Christian abolitionism
The old testament in exodus details what slavery is. One fact is you could sell yourself into slavery (leviticus 25:35/39) and the word used for slave and servant is the same (abed). So we're dealing with a slightly different entity than the economical hell-hole which was chattel slavery.
So how are abed to be treated, it applies talion (eye-for-eye etc) to the slaves in Exodus 21:26-27. Talion is used in a few other verses and it doesn't all have to be stipulated to apply it (Leviticus 24:19-21, Exodus 21:22-25, Deuteronomy 19:16-21 with some of these using just eye for eye, tooth for tooth and some related dyad then saying "no mercy" which shows the sequential dyad is poetic and not literal as a simple map to talion). The middle eastern cultures used talion since hamurrabi and even in roman code but what makes Exodus 21:26-27 special is it says the slave is to go free. Exodus 21:23-25 goes over how extensive talion is and what "no mercy" means, "23 But if there is serious injury, you are to take life for life, 24 eye for eye, tooth for tooth, hand for hand, foot for foot, 25 burn for burn, wound for wound, bruise for bruise." So the application of talion to slaves in the succeeding two verses says to not hurt your abed or they go free.

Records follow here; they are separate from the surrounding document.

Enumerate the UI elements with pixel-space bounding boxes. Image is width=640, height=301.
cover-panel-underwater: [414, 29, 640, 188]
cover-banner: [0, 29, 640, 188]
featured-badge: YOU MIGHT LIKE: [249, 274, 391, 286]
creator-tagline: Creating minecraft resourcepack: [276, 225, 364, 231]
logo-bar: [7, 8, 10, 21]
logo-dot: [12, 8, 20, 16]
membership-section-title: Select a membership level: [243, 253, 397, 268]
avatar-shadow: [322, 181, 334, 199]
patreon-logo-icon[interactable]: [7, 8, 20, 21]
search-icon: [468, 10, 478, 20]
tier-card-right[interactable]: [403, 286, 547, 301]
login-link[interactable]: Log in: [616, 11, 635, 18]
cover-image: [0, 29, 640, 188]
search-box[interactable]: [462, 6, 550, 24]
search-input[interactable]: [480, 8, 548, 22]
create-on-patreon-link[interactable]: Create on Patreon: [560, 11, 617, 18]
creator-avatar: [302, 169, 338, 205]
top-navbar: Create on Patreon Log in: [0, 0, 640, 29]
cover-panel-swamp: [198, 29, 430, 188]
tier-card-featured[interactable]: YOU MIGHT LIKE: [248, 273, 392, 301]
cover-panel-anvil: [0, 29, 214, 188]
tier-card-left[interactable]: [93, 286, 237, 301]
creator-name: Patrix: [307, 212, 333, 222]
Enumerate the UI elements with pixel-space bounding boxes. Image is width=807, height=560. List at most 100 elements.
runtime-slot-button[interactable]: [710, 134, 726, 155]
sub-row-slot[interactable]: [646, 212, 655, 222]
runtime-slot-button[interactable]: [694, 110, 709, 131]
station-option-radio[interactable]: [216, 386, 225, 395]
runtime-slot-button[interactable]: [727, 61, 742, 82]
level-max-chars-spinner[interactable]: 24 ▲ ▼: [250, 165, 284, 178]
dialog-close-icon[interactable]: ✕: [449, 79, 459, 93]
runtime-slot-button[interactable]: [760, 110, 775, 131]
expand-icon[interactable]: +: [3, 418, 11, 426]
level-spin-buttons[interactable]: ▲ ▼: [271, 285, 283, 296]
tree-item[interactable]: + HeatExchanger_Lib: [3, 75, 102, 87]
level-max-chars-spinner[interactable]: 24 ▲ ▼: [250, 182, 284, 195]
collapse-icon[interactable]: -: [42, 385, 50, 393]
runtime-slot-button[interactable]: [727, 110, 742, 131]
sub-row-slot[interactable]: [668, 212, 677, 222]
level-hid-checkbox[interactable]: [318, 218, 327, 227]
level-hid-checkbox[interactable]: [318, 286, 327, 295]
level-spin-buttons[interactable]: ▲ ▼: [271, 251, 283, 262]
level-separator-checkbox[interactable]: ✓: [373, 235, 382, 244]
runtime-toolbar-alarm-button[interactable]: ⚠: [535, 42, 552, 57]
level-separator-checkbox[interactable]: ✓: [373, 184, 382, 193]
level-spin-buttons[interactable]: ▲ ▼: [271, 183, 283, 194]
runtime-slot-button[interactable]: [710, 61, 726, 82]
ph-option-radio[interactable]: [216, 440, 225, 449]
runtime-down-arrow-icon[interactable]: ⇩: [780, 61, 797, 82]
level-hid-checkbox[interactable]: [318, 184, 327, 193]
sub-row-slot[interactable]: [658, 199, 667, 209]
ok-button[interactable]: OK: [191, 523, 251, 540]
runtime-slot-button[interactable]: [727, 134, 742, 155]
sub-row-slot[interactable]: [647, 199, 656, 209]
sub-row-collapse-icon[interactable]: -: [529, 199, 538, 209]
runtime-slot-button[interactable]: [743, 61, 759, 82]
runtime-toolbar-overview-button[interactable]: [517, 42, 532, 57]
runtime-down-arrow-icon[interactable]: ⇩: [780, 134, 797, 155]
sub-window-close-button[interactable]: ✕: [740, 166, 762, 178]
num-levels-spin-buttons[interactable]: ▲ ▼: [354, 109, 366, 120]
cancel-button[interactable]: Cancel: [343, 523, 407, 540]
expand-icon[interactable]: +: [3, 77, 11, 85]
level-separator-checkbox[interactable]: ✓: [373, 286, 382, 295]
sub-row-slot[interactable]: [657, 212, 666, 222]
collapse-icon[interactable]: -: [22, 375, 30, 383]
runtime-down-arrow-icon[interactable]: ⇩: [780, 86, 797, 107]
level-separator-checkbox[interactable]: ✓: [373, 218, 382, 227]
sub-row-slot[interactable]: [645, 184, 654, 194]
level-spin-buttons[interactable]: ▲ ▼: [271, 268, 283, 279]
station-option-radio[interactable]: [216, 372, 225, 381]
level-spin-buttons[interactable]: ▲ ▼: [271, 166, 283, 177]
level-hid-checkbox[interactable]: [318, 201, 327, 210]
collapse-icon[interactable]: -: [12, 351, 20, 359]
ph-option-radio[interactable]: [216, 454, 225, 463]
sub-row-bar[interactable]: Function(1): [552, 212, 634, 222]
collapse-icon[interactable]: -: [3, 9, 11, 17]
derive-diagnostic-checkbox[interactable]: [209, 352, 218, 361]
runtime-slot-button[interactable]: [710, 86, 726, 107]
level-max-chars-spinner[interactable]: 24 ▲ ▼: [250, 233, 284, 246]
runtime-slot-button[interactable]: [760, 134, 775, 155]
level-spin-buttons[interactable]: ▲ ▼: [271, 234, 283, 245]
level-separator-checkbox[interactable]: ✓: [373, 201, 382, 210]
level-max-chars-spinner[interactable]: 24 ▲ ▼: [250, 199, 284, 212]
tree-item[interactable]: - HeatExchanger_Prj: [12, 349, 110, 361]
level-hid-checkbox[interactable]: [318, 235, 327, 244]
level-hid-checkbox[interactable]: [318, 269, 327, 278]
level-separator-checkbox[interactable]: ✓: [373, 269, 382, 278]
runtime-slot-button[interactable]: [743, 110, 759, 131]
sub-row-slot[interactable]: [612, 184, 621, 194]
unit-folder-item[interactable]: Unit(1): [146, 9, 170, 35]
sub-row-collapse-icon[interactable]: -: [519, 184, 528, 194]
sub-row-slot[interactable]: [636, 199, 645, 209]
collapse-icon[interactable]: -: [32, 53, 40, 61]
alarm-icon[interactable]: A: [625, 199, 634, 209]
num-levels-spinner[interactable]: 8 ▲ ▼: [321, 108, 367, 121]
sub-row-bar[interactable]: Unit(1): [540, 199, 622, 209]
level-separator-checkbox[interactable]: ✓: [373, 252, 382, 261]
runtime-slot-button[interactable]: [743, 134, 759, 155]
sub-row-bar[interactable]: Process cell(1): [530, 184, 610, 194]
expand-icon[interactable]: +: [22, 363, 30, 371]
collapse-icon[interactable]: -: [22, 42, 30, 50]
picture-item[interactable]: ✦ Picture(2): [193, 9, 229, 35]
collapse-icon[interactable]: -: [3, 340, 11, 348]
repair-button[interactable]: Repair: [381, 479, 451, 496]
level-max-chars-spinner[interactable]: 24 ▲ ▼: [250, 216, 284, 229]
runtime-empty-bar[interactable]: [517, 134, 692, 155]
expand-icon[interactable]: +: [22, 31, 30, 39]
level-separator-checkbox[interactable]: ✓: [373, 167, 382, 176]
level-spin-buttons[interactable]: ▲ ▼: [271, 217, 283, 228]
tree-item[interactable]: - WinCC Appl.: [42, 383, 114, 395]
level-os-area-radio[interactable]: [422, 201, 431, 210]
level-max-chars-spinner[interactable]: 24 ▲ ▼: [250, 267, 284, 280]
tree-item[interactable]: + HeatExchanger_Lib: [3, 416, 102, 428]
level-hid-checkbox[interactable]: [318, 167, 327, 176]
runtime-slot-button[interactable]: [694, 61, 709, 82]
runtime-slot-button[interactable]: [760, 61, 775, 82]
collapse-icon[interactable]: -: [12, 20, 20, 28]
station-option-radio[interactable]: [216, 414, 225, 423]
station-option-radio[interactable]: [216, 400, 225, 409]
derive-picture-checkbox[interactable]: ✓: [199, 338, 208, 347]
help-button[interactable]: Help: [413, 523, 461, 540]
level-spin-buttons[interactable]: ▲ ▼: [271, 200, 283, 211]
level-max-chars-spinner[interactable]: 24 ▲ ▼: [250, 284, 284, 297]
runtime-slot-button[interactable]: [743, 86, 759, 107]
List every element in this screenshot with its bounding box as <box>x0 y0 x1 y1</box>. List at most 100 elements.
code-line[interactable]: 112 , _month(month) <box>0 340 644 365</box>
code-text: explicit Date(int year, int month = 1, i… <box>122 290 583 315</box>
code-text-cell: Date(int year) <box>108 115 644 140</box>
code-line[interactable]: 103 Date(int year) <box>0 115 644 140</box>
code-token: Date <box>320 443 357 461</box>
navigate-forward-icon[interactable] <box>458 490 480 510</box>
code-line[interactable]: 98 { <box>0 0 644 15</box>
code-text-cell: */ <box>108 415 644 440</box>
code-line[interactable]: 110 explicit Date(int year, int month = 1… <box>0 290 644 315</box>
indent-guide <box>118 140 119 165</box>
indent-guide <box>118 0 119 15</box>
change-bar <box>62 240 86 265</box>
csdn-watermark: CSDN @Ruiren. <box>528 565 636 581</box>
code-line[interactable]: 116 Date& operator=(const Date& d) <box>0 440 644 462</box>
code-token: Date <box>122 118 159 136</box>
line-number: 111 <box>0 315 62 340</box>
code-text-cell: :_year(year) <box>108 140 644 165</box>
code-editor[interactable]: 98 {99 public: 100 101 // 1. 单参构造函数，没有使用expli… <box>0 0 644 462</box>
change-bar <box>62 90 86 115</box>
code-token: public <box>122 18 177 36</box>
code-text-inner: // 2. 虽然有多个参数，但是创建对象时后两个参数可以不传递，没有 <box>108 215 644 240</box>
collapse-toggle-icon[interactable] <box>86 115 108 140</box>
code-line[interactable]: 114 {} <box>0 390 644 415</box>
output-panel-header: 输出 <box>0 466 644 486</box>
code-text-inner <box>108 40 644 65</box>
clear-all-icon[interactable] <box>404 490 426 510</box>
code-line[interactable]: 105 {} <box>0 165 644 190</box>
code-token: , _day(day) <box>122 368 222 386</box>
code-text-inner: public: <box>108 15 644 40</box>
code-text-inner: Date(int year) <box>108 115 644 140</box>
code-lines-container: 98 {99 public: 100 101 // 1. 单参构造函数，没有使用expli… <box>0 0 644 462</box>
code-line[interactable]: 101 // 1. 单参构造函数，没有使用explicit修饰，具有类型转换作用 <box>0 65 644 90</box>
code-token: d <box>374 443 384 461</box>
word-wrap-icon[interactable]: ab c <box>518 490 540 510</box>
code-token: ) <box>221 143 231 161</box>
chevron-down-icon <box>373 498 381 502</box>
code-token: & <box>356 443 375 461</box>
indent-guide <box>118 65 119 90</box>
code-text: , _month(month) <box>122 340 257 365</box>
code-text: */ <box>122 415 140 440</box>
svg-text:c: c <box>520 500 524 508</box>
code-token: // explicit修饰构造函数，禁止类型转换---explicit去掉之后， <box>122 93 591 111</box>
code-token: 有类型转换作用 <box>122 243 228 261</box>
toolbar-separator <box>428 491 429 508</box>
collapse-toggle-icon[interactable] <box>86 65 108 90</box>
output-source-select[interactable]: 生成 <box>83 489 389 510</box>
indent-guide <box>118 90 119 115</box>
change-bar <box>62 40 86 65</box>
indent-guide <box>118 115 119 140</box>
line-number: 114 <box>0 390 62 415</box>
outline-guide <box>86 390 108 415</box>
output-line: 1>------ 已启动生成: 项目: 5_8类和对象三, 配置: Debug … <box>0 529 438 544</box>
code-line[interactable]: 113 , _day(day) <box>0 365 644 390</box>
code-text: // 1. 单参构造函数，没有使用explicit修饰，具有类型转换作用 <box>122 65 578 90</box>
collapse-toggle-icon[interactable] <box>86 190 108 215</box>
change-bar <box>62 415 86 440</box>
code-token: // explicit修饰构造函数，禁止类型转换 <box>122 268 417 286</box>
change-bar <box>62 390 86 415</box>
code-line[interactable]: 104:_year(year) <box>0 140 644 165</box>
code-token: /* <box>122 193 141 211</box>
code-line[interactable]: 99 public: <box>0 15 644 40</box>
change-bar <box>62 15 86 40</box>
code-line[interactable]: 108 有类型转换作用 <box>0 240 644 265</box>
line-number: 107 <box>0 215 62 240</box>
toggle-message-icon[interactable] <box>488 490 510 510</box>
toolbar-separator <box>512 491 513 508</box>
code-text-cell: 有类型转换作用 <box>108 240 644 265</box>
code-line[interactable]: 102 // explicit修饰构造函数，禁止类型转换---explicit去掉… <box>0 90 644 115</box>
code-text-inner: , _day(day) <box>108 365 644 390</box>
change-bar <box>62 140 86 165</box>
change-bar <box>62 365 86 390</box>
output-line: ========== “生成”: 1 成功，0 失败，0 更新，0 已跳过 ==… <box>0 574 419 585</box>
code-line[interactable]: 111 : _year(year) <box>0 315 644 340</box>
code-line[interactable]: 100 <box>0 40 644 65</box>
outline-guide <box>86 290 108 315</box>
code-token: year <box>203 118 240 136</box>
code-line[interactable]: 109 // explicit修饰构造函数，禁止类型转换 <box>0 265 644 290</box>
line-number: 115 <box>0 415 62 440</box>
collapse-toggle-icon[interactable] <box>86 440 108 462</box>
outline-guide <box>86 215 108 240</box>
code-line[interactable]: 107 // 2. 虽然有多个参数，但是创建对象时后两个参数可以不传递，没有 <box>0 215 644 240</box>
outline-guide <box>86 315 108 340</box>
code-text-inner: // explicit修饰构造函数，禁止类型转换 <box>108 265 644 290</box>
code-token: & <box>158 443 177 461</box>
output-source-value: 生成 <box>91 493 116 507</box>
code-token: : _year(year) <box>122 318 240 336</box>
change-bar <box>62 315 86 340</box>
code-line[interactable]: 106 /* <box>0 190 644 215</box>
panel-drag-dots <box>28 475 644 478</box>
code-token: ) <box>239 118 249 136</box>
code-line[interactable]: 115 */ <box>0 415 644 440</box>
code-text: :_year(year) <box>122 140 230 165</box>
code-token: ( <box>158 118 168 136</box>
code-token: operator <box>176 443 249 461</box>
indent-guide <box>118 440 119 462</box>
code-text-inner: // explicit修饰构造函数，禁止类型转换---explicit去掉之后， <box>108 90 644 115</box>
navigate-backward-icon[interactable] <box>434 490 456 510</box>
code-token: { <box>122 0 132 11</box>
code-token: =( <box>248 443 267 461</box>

Slavery is hardly a surprise to anyone in that it happened in history but what is surprising to some are the preceding verses in Exodus 21:20-21 where it says, "20 “Anyone who beats their male or female slave with a rod must be punished if the slave dies as a direct result, 21 but they are not to be punished if the slave recovers after a day or two, since the slave is their property." These verses without the succeeding ones sounds like it allows beating of abed but it simply says the abed owner has no consequence unless they hurt the abed a lot and I'm not entirely sure what the reason was for that but the abed is still let go. I imagine these were applied so talion didn't apply backwards (enslavement-for-enslavement). We see this "owner-does-not-receive-punishment-unless-they-went-too-far" applied to bulls in Exodus 21:28-32 where there is a punishment and line an owner of a bull can't cross otherwise he gets punished. There were also verses about not being cruel to animals as part of the noahide covenant (which influenced the ten commandments).
The basis for all this is in Leviticus 25:42 where he says, "Because the Israelites are my servants, whom I brought out of Egypt, they must not be sold as slaves." It uses the same word abed in the original hebrew (but conjugated/declined differently to represent case and plurality) but the point of this covenant was that they were freed from Egypt by YHWH who they were enslaved to and that was the foundation of their ethics etc.